Indeed, it's as if he reinvents the game every time he takes to the pitch. If Blake runs the rest of the field ragged, Micallef leaves them scratching their heads in his wake, wondering WTF just happened. It makes him a dangerous opponent but an asset to any side. Anyone coming up against Micallef knows to expect the unexpected.

The other quality he shares with Blake is true leadership. They're on the front foot from the moment the siren sounds, going in hard, dominating play, forcing the rest of the team to play catch-up. It's a lesson for any up-and-comer.

And it's a lesson one of those youngsters - Fifi Box - is finally starting to take on board. Box has been a sleeper, one of those players in whom a good coach sees potential - even if no one else does. For her first couple of seasons, the commentators were bewildered. Why was she so often selected in the side? Why was she still even on the playing list? A chronic fumbler of the ball given to disastrous brain-fades, hers were often real car-crash performances, more notable for wince-making lapses than her occasional flashes of brilliance. Many were convinced she'd be dropped this season. But the selectors kept the faith and finally this week she's starting to show the character the experts believed was there, but that the ordinary punter has been unable to discern.

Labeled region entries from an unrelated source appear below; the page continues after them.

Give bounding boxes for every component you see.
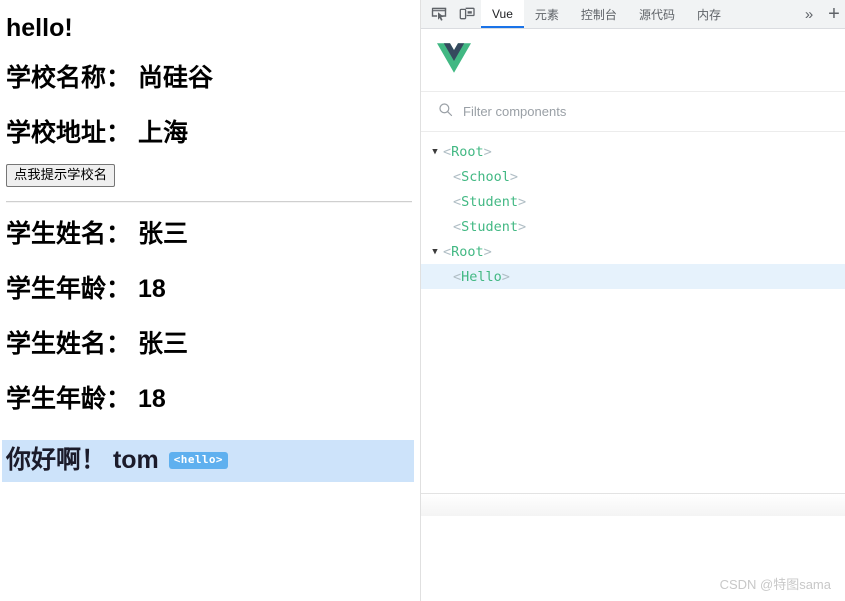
chevron-down-icon[interactable]: ▼ bbox=[427, 147, 443, 157]
tab-vue[interactable]: Vue bbox=[481, 0, 524, 28]
component-filter-row[interactable] bbox=[421, 92, 845, 132]
filter-components-input[interactable] bbox=[463, 104, 713, 119]
toolbar-spacer bbox=[732, 0, 795, 28]
tag-close-bracket: > bbox=[518, 219, 526, 235]
vue-logo-icon bbox=[437, 43, 471, 78]
spacer bbox=[6, 147, 412, 164]
vue-devtools-logo-area bbox=[421, 29, 845, 92]
chevron-down-icon[interactable]: ▼ bbox=[427, 247, 443, 257]
hello-tag-badge: <hello> bbox=[169, 452, 228, 469]
tab-elements[interactable]: 元素 bbox=[524, 0, 570, 28]
spacer bbox=[6, 92, 412, 119]
spacer bbox=[6, 358, 412, 385]
tag-open-bracket: < bbox=[453, 269, 461, 285]
rendered-page-pane: hello! 学校名称： 尚硅谷 学校地址： 上海 点我提示学校名 学生姓名： … bbox=[0, 0, 420, 601]
spacer bbox=[6, 303, 412, 330]
device-toolbar-icon[interactable] bbox=[453, 0, 481, 28]
tag-close-bracket: > bbox=[518, 194, 526, 210]
devtools-pane: Vue 元素 控制台 源代码 内存 » + bbox=[420, 0, 845, 601]
tag-open-bracket: < bbox=[453, 194, 461, 210]
spacer bbox=[6, 42, 412, 64]
devtools-bottom-bar bbox=[421, 493, 845, 516]
tag-open-bracket: < bbox=[443, 244, 451, 260]
tag-open-bracket: < bbox=[453, 169, 461, 185]
more-tabs-chevron-icon[interactable]: » bbox=[795, 0, 823, 28]
tag-open-bracket: < bbox=[453, 219, 461, 235]
school-address-line: 学校地址： 上海 bbox=[6, 119, 412, 147]
spacer bbox=[6, 413, 412, 440]
school-name-line: 学校名称： 尚硅谷 bbox=[6, 64, 412, 92]
hello-component-row: 你好啊！ tom <hello> bbox=[2, 440, 414, 483]
tree-row[interactable]: <Student> bbox=[421, 189, 845, 214]
tree-node-label: Root bbox=[451, 244, 484, 260]
student-1-name-line: 学生姓名： 张三 bbox=[6, 220, 412, 248]
tag-close-bracket: > bbox=[502, 269, 510, 285]
search-icon bbox=[438, 102, 453, 122]
tree-node-label: Root bbox=[451, 144, 484, 160]
tree-row[interactable]: <Student> bbox=[421, 214, 845, 239]
student-2-name-line: 学生姓名： 张三 bbox=[6, 330, 412, 358]
tree-node-label: Hello bbox=[461, 269, 502, 285]
tree-node-label: Student bbox=[461, 194, 518, 210]
tree-row-selected[interactable]: <Hello> bbox=[421, 264, 845, 289]
tree-row[interactable]: ▼ <Root> bbox=[421, 139, 845, 164]
tag-close-bracket: > bbox=[510, 169, 518, 185]
app-root: hello! 学校名称： 尚硅谷 学校地址： 上海 点我提示学校名 学生姓名： … bbox=[0, 0, 845, 601]
spacer bbox=[6, 248, 412, 275]
tree-node-label: Student bbox=[461, 219, 518, 235]
devtools-toolbar: Vue 元素 控制台 源代码 内存 » + bbox=[421, 0, 845, 29]
hello-greeting-text: 你好啊！ tom bbox=[6, 447, 159, 475]
tree-row[interactable]: <School> bbox=[421, 164, 845, 189]
page-title: hello! bbox=[6, 0, 412, 42]
tag-open-bracket: < bbox=[443, 144, 451, 160]
student-2-age-line: 学生年龄： 18 bbox=[6, 385, 412, 413]
tab-sources[interactable]: 源代码 bbox=[628, 0, 686, 28]
tree-node-label: School bbox=[461, 169, 510, 185]
show-school-name-button[interactable]: 点我提示学校名 bbox=[6, 164, 115, 187]
tab-console[interactable]: 控制台 bbox=[570, 0, 628, 28]
tree-row[interactable]: ▼ <Root> bbox=[421, 239, 845, 264]
student-1-age-line: 学生年龄： 18 bbox=[6, 275, 412, 303]
tag-close-bracket: > bbox=[484, 244, 492, 260]
inspect-element-icon[interactable] bbox=[425, 0, 453, 28]
component-tree: ▼ <Root> <School> <Student> <Student> ▼ … bbox=[421, 132, 845, 493]
tag-close-bracket: > bbox=[484, 144, 492, 160]
add-tab-icon[interactable]: + bbox=[823, 0, 845, 28]
devtools-footer-fill bbox=[421, 516, 845, 601]
tab-memory[interactable]: 内存 bbox=[686, 0, 732, 28]
spacer bbox=[6, 203, 412, 220]
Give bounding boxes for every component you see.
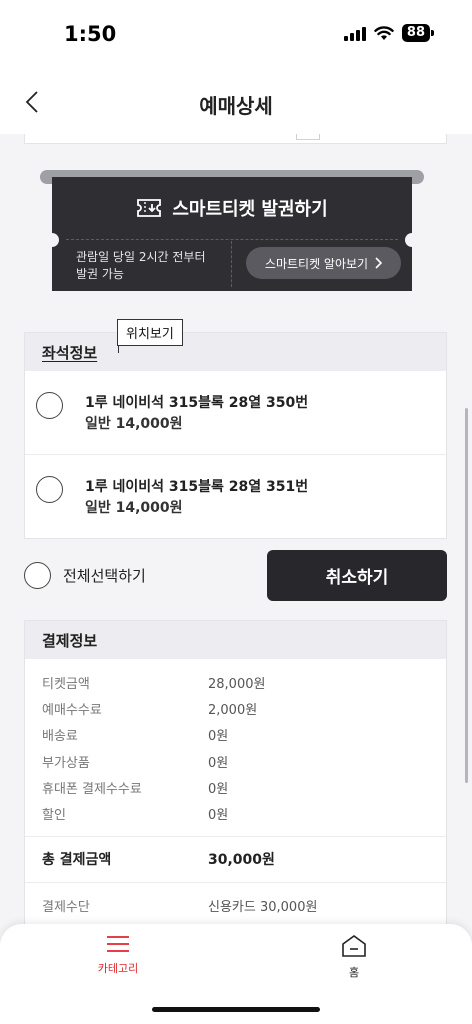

Thrust into a high-level meeting in which she's required to defend her job, she immediately goes on the attack. You can see the opposition struggling to maintain their momentum and stay with the game plan as she ducks and weaves, refusing to stick with the script. It's the kind of manoeuvre Blake and Micallef have made their own, and it really works for her.

Unfortunately she still doesn't quite have the skills or the energy to maintain the necessary controlled aggression and begins to fade badly in the final quarter. But it's the most promising performance we've seen from Box yet. And as we move towards the pointy end of the season - and beyond - she'll be one to watch.